The keynotes were very interesting and well presented. I feel like I have to mention Roberto Di Cosmo’s keynote on Software Heritage as I consider it to be a very unique and foresighted cultural act, which usually isn’t my first association when thinking about software in general. I recommend checking the keynote Keynote: Software Heritage: Why and How We Are Building the Universal Software Knowledge Base.

Most of the time there was at least two interesting sessions going on simultaneously. Out of personal or work related interest I would like to point out a few other talks as well.

Different kinds of charts have always been important for Simantics. Eclipse Charting Capabilities shows yet another way of doing charts with Eclipse. We’ve found it really hard to find for example charting solutions that support huge amounts of time series data and especially rendering it efficiently. SWTChart or the functionality built on top of it in Chemclipse doesn’t currently do tons about that but it does provide a native SWT-way to do basic charts efficiently instead of having to rely on embedding AWT or JavaFX based UI components in SWT user interfaces.
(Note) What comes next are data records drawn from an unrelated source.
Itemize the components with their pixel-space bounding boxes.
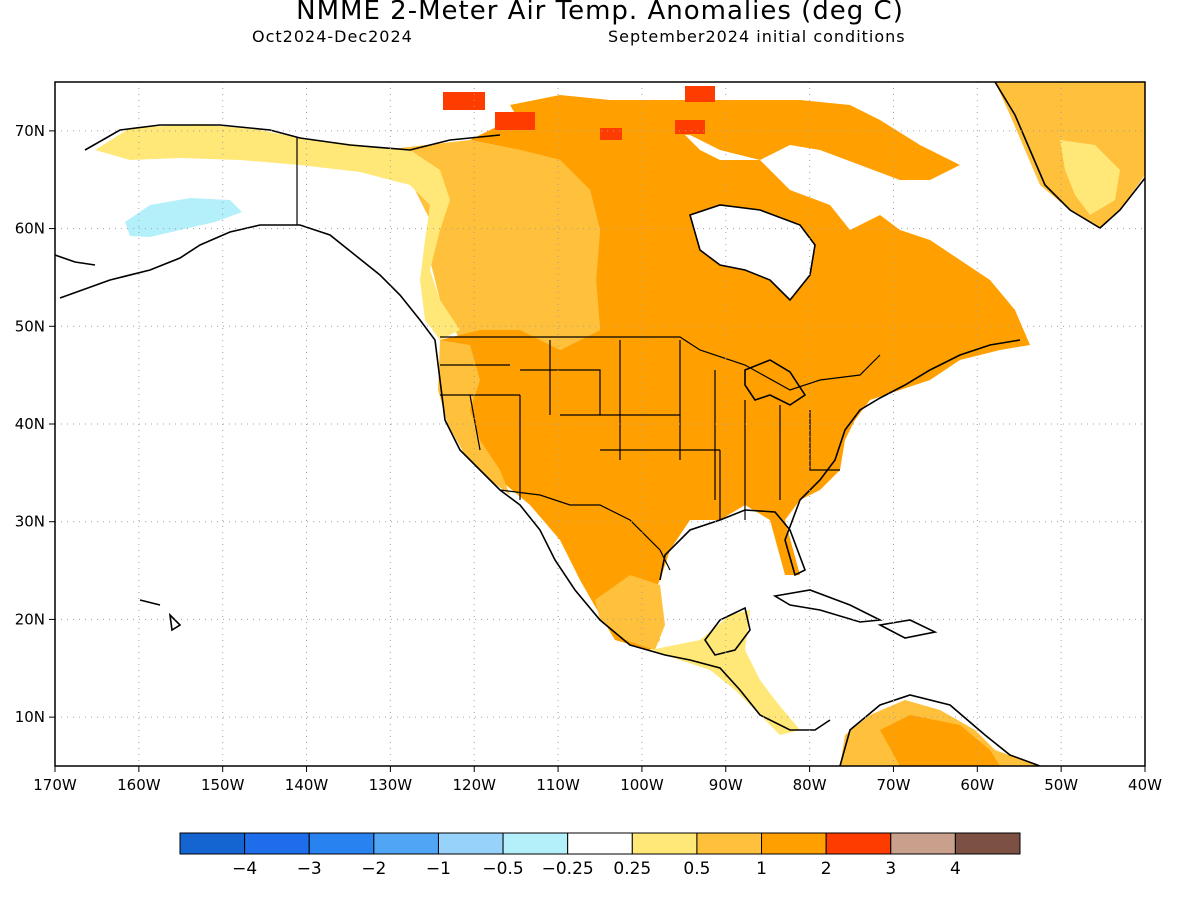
- latitude-labels: 10N 20N 30N 40N 50N 60N 70N: [15, 122, 45, 726]
- colorbar-label: 2: [821, 859, 832, 879]
- colorbar-labels: −4 −3 −2 −1 −0.5 −0.25 0.25 0.5 1 2 3 4: [232, 859, 961, 879]
- colorbar-label: 0.25: [613, 859, 651, 879]
- colorbar-label: 3: [885, 859, 896, 879]
- yucatan: [704, 606, 751, 656]
- lat-label: 40N: [15, 415, 45, 433]
- greenland-coast: [994, 82, 1145, 229]
- colorbar-swatch: [179, 832, 246, 855]
- cuba: [772, 589, 883, 623]
- colorbar-swatch: [825, 832, 892, 855]
- colorbar-swatch: [631, 832, 698, 855]
- lon-label: 120W: [452, 776, 496, 794]
- longitude-labels: 170W 160W 150W 140W 130W 120W 110W 100W 90W 80W 70…: [33, 776, 1162, 794]
- colorbar-swatch: [954, 832, 1021, 855]
- lat-label: 20N: [15, 610, 45, 628]
- lon-label: 80W: [793, 776, 827, 794]
- lat-label: 70N: [15, 122, 45, 140]
- us-canada-border: [440, 336, 881, 391]
- lat-label: 60N: [15, 220, 45, 238]
- lon-label: 140W: [285, 776, 329, 794]
- colorbar: [179, 832, 1021, 855]
- lat-label: 30N: [15, 513, 45, 531]
- hispaniola: [877, 619, 938, 639]
- colorbar-swatch: [244, 832, 310, 855]
- colorbar-label: −3: [297, 859, 322, 879]
- colorbar-label: 4: [950, 859, 961, 879]
- lon-label: 150W: [201, 776, 245, 794]
- colorbar-label: −4: [232, 859, 257, 879]
- lat-label: 50N: [15, 317, 45, 335]
- region-us-west-coast: [438, 340, 510, 495]
- colorbar-label: −0.25: [542, 859, 594, 879]
- region-alaska-north: [95, 124, 460, 340]
- lat-label: 10N: [15, 708, 45, 726]
- colorbar-swatch: [502, 832, 569, 855]
- alaska-north-coast: [84, 124, 501, 151]
- north-america-coast: [59, 224, 831, 731]
- grid-lines: [55, 82, 1145, 766]
- initial-conditions: September2024 initial conditions: [608, 27, 906, 46]
- political-boundaries: [296, 137, 881, 571]
- colorbar-swatch: [761, 832, 827, 855]
- coastline-layer: [55, 82, 1145, 766]
- map-title: NMME 2-Meter Air Temp. Anomalies (deg C): [296, 0, 904, 26]
- lon-label: 90W: [709, 776, 743, 794]
- region-venezuela: [880, 715, 1000, 766]
- region-greenland-center: [1060, 140, 1120, 215]
- region-sw-alaska: [125, 198, 242, 237]
- lon-label: 160W: [117, 776, 161, 794]
- colorbar-swatch: [308, 832, 375, 855]
- lon-label: 110W: [536, 776, 580, 794]
- hawaii: [139, 599, 182, 632]
- arctic-hotspot-5: [600, 128, 622, 140]
- lon-label: 40W: [1128, 776, 1162, 794]
- axis-ticks: [49, 130, 1146, 772]
- lon-label: 170W: [33, 776, 77, 794]
- arctic-hotspot-2: [495, 112, 535, 130]
- colorbar-label: 0.5: [683, 859, 710, 879]
- colorbar-swatch: [890, 832, 956, 855]
- colorbar-label: −1: [426, 859, 451, 879]
- lon-label: 100W: [620, 776, 664, 794]
- region-central-mexico: [595, 575, 665, 650]
- colorbar-swatch: [696, 832, 763, 855]
- arctic-hotspot-1: [443, 92, 485, 110]
- colorbar-label: −0.5: [482, 859, 523, 879]
- south-america-coast: [839, 694, 1041, 766]
- lon-label: 50W: [1044, 776, 1078, 794]
- lon-label: 70W: [877, 776, 911, 794]
- lon-label: 60W: [960, 776, 994, 794]
- colorbar-swatch: [437, 832, 504, 855]
- forecast-period: Oct2024-Dec2024: [252, 27, 413, 46]
- colorbar-label: −2: [361, 859, 386, 879]
- hudson-bay-coast: [689, 204, 816, 302]
- region-arctic-islands: [510, 95, 960, 180]
- us-state-lines: [440, 340, 840, 520]
- colorbar-swatch: [567, 832, 633, 855]
- region-canada-us-mexico: [440, 110, 1030, 650]
- region-western-canada: [298, 140, 600, 360]
- anomaly-fill-layer: [95, 82, 1145, 766]
- great-lakes: [744, 359, 807, 406]
- us-mexico-border: [499, 489, 671, 571]
- colorbar-swatch: [373, 832, 439, 855]
- gulf-coast: [659, 339, 1021, 581]
- arctic-hotspot-3: [685, 86, 715, 102]
- aleutians: [55, 254, 96, 266]
- arctic-hotspot-4: [675, 120, 705, 134]
- colorbar-label: 1: [756, 859, 767, 879]
- lon-label: 130W: [369, 776, 413, 794]
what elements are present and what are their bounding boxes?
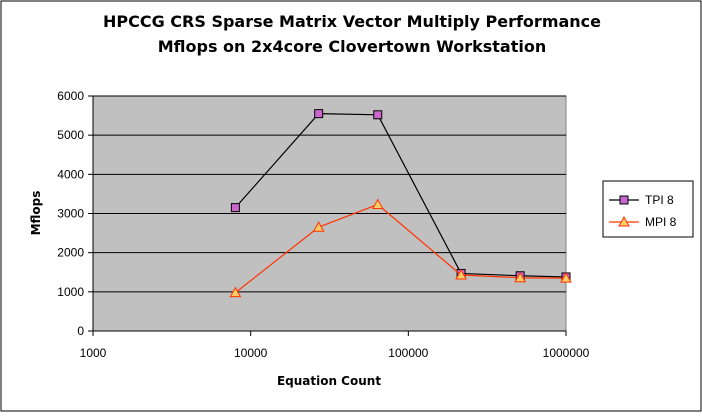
y-tick-label: 2000 bbox=[57, 246, 84, 260]
y-tick-label: 4000 bbox=[57, 167, 84, 181]
data-point-mpi-8 bbox=[560, 272, 572, 283]
grid-lines bbox=[92, 95, 566, 332]
legend: TPI 8 MPI 8 bbox=[602, 180, 694, 238]
data-point-mpi-8 bbox=[312, 221, 325, 232]
y-axis-ticks: 0 1000 2000 3000 4000 5000 6000 bbox=[57, 89, 93, 338]
series-mpi-8 bbox=[229, 198, 572, 298]
legend-box bbox=[602, 180, 694, 238]
chart-subtitle: Mflops on 2x4core Clovertown Workstation bbox=[158, 37, 547, 56]
y-tick-label: 0 bbox=[77, 324, 84, 338]
y-tick-label: 3000 bbox=[57, 207, 84, 221]
data-point-mpi-8 bbox=[371, 198, 384, 209]
series-layer bbox=[229, 109, 572, 298]
data-point-mpi-8 bbox=[455, 268, 467, 280]
x-tick-label: 1000 bbox=[80, 346, 107, 360]
data-point-tpi-8 bbox=[314, 109, 324, 119]
series-line-mpi-8 bbox=[235, 203, 567, 294]
y-tick-label: 1000 bbox=[57, 285, 84, 299]
x-tick-label: 100000 bbox=[388, 346, 428, 360]
legend-label-mpi-8: MPI 8 bbox=[645, 215, 677, 229]
x-axis-title: Equation Count bbox=[277, 374, 381, 388]
y-axis-title: Mflops bbox=[29, 191, 43, 236]
data-point-tpi-8 bbox=[230, 203, 240, 213]
x-tick-label: 10000 bbox=[234, 346, 268, 360]
data-point-tpi-8 bbox=[373, 110, 383, 120]
legend-marker-mpi-8 bbox=[618, 215, 630, 227]
y-tick-label: 5000 bbox=[57, 128, 84, 142]
legend-marker-tpi-8 bbox=[619, 195, 629, 205]
data-point-mpi-8 bbox=[229, 286, 242, 298]
x-axis-ticks: 1000 10000 100000 1000000 bbox=[80, 331, 590, 360]
chart-title: HPCCG CRS Sparse Matrix Vector Multiply … bbox=[103, 12, 601, 31]
data-point-mpi-8 bbox=[514, 271, 527, 283]
x-tick-label: 1000000 bbox=[543, 346, 590, 360]
series-line-tpi-8 bbox=[234, 113, 567, 278]
y-tick-label: 6000 bbox=[57, 89, 84, 103]
legend-label-tpi-8: TPI 8 bbox=[645, 193, 674, 207]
Also, Live Collaboration on Graphical Models: Sirius Integrated With CDO (sponsored by Obeo) gives a good overview on the state of the art in graphical modelling with tools built on top of Eclipse technologies, namely EMF, GEF, GMF and Sirius. The talk highlights an important aspect in how to approach teamwork on multiple levels. Firstly, on the higher level, there is a repository like git to facilitate the high level versioning and distribution of models. Saved models are simply pushed here and fetched from by different parties. Secondly, after fetching models from the main repositories, they are pushed to a temporary CDO model repository which is used as a real-time collaboration facility to allow teams to simultaneously work on the modelled material. After this possibly collaborative work is finished, the resulting model is again pushed to git and the CDO repository is simply removed and another one is started for another purpose.
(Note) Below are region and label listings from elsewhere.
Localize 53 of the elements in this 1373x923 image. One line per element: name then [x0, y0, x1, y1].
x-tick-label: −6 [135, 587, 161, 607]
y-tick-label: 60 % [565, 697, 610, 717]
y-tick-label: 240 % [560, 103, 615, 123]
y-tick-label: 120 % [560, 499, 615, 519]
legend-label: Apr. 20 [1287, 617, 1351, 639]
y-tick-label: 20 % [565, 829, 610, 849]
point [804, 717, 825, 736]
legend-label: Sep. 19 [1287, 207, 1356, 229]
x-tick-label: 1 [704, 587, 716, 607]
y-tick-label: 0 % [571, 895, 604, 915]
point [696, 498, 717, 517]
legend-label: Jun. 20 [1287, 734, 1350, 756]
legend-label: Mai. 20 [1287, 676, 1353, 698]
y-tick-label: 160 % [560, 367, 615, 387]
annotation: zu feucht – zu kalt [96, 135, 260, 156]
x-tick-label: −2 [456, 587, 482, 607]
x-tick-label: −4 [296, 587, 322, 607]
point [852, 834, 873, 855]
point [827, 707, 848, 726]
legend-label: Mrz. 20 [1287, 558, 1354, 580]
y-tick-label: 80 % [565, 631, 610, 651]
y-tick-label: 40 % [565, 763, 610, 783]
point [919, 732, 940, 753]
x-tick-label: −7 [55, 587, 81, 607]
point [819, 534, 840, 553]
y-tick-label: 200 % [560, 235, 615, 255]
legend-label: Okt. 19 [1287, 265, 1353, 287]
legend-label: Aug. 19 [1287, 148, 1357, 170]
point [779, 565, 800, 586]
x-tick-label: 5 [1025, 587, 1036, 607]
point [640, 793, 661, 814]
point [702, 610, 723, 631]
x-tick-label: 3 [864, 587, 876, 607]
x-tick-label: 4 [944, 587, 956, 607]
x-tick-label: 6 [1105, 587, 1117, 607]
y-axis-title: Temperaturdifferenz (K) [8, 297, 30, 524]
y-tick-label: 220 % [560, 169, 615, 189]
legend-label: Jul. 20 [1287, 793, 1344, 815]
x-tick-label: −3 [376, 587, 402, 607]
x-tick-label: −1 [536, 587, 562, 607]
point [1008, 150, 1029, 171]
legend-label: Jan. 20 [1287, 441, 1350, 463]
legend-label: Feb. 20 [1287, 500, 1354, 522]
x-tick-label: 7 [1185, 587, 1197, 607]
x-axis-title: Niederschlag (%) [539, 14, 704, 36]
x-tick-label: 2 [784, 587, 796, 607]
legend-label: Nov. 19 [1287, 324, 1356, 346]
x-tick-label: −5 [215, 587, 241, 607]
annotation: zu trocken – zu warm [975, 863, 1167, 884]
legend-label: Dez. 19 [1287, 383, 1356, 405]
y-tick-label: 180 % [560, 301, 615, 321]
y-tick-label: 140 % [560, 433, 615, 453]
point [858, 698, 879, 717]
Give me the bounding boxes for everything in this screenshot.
With Simantics we’re no strangers to SWT but the presentation on The Past, Present, and Future of SWT on Linux managed to give me plenty of insight into the Linux backends of SWT and their history. I have to admit I was not aware of any of the problems related to developing SWT for GTK 3 nor GTK 4, such as the lack of absolute positioning mechanisms which is a requirement of the SWT APIs. Personally, I think I understand a bit better why we’ve often been forced to fall back to GTK 2 with linux based workbench products.
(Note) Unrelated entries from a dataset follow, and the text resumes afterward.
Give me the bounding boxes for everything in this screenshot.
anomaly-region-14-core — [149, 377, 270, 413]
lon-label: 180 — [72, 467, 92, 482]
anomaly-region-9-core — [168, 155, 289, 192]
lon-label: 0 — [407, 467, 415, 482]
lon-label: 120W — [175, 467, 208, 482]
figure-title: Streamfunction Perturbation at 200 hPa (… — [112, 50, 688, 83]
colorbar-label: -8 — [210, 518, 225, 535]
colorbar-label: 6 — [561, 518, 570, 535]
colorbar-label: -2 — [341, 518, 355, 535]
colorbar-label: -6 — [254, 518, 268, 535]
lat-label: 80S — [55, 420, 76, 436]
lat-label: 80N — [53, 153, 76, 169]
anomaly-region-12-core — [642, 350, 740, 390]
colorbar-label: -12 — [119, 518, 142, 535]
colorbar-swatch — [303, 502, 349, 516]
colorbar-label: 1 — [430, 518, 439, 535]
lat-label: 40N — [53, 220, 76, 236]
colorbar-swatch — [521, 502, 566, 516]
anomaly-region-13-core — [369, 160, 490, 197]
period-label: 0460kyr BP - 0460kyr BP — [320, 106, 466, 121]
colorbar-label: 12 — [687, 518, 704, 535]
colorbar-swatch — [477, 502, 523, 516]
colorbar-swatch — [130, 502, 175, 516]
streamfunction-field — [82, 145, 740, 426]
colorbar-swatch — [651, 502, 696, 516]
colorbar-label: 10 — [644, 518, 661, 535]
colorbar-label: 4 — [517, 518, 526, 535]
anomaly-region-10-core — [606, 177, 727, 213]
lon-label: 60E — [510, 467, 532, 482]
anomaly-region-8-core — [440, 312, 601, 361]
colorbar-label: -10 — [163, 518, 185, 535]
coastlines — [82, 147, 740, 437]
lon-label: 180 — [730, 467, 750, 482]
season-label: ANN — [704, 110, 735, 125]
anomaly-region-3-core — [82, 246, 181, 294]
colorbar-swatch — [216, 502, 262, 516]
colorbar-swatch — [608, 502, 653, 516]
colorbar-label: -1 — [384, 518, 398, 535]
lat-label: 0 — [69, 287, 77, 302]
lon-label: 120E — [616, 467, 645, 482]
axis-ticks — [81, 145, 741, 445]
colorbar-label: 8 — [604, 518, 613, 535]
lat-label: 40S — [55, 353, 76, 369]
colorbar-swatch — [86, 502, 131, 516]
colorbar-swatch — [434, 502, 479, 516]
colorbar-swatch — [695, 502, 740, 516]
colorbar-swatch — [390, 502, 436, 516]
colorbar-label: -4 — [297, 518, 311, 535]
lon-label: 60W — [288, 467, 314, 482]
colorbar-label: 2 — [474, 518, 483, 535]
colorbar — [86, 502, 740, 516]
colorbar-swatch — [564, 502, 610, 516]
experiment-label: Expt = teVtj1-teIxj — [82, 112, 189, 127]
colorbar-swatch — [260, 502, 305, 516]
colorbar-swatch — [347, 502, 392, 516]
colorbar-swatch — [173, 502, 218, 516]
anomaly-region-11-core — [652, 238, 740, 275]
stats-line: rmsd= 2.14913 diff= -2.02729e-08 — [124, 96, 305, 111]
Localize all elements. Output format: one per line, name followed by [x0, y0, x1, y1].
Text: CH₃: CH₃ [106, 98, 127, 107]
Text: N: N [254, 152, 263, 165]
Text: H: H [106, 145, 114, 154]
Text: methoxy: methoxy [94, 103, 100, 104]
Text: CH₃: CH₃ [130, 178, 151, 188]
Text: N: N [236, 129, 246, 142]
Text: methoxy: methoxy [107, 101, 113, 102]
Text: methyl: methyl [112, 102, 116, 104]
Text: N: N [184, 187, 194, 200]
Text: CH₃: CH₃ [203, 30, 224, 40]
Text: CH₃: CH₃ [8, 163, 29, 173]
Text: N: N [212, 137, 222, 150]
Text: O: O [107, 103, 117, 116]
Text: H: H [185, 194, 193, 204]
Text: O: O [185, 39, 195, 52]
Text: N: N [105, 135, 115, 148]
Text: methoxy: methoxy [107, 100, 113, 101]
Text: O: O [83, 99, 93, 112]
The OSGi event talks were highly focused on microservices and implementing them with OSGi and bndtools. The following are a collection of interesting bndtools-related talks:

Finally, deep learning or in other words machine learning with neural networks seems to be quite a hot topic these days. There were two talks directly related to this subject. One was an introduction to the DeepLearning4J framework and the other also an introduction to machine learning on top of the DIANNE framework.

Conclusion

Compared to last year’s the North America conference I didn’t get as much new information or ideas related to our software development processes or tooling. Perhaps its a sign that we’ve actually managed to put some of the tooling ideas to to use between the conferences. All in all, the conference provided a lot of material to internalize. Managed to make new friends and have interesting discussions. Looking forward to next year!